Zeloot
Het Griekse woord zelotes duidt op iemand die ijverig of enthousiast is. Na verloop van tijd werd ‘zeloot’ gebruikt voor een lid van een belangrijke militante Joodse sekte in de eerste eeuw die streed tegen de Romeinse bezetting van het thuisland van de Joden.

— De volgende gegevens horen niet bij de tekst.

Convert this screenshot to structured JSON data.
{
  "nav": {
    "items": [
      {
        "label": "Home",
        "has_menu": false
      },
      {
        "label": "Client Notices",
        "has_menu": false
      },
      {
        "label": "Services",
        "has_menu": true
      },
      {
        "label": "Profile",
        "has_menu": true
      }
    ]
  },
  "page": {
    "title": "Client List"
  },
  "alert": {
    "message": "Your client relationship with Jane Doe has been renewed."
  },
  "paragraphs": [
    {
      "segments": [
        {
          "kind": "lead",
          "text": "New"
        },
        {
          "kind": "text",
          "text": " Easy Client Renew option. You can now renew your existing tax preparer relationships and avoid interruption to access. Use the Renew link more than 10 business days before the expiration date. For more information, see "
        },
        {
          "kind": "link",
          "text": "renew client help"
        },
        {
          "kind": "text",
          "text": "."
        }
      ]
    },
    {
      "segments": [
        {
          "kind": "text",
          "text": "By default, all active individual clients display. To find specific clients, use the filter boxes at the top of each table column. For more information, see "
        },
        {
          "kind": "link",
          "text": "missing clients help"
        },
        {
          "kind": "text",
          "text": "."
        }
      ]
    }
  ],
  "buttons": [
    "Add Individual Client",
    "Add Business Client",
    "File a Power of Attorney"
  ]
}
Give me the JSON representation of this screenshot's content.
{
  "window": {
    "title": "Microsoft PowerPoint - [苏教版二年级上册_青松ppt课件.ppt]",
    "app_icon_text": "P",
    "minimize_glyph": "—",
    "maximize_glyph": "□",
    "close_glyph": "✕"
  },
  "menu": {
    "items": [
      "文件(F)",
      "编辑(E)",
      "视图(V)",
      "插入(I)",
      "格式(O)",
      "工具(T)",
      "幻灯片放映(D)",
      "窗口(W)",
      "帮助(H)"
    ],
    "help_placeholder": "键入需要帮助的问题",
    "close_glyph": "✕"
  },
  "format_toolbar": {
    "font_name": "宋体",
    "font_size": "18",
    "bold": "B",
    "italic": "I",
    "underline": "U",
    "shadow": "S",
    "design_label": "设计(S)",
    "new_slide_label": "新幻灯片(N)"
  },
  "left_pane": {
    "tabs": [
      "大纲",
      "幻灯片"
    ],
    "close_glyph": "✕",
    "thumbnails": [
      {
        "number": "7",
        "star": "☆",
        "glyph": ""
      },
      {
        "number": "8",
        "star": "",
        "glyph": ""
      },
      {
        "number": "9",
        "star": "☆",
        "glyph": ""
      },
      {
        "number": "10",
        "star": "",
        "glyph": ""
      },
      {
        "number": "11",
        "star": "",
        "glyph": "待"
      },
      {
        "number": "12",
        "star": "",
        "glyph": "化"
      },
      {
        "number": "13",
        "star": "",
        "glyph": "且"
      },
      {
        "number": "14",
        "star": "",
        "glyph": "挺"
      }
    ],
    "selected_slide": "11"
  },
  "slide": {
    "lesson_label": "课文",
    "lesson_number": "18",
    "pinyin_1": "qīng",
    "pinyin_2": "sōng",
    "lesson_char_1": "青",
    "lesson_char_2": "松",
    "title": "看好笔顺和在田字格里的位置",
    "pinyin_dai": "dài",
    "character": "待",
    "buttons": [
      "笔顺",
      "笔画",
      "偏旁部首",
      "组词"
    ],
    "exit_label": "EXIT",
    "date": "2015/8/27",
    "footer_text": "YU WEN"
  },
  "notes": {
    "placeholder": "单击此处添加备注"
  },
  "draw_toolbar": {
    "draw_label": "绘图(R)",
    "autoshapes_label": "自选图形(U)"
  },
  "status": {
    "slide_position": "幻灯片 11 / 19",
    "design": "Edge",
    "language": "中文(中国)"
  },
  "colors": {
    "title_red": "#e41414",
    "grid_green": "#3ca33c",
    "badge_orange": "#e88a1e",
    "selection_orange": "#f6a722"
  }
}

Het Romeinse bestuur over Judea leidde tot ernstige religieuze en politieke spanningen. Josephus, de voornaamste bron van informatie over die turbulente periode, beschreef verschillende Joodse bevrijdingsfronten die ontstonden. Een van die groepen was de zeloten. Zoals hun naam doet vermoeden, ijverden de zeloten met messiaanse vurigheid voor vrijheid van de Joden. Ze waren bereid geweld te gebruiken en ze hadden een afkeer van Joden die vrede wilden sluiten met de Romeinse overheid. De opstanden van de zeloten en anderen leidden niet tot bevrijding, maar vormden de inleiding tot een nationale ramp — de verwoesting van Jeruzalem en de tempel in het jaar 70 door de Romeinen. Sommige zeloten zijn misschien gevlucht naar de vesting Masada, die bezet werd door de sicariërs (dolkstekers). In 73, na een belegering van twee jaar, pleegden de Joden in Masada massaal zelfmoord in plaats van zich over te geven.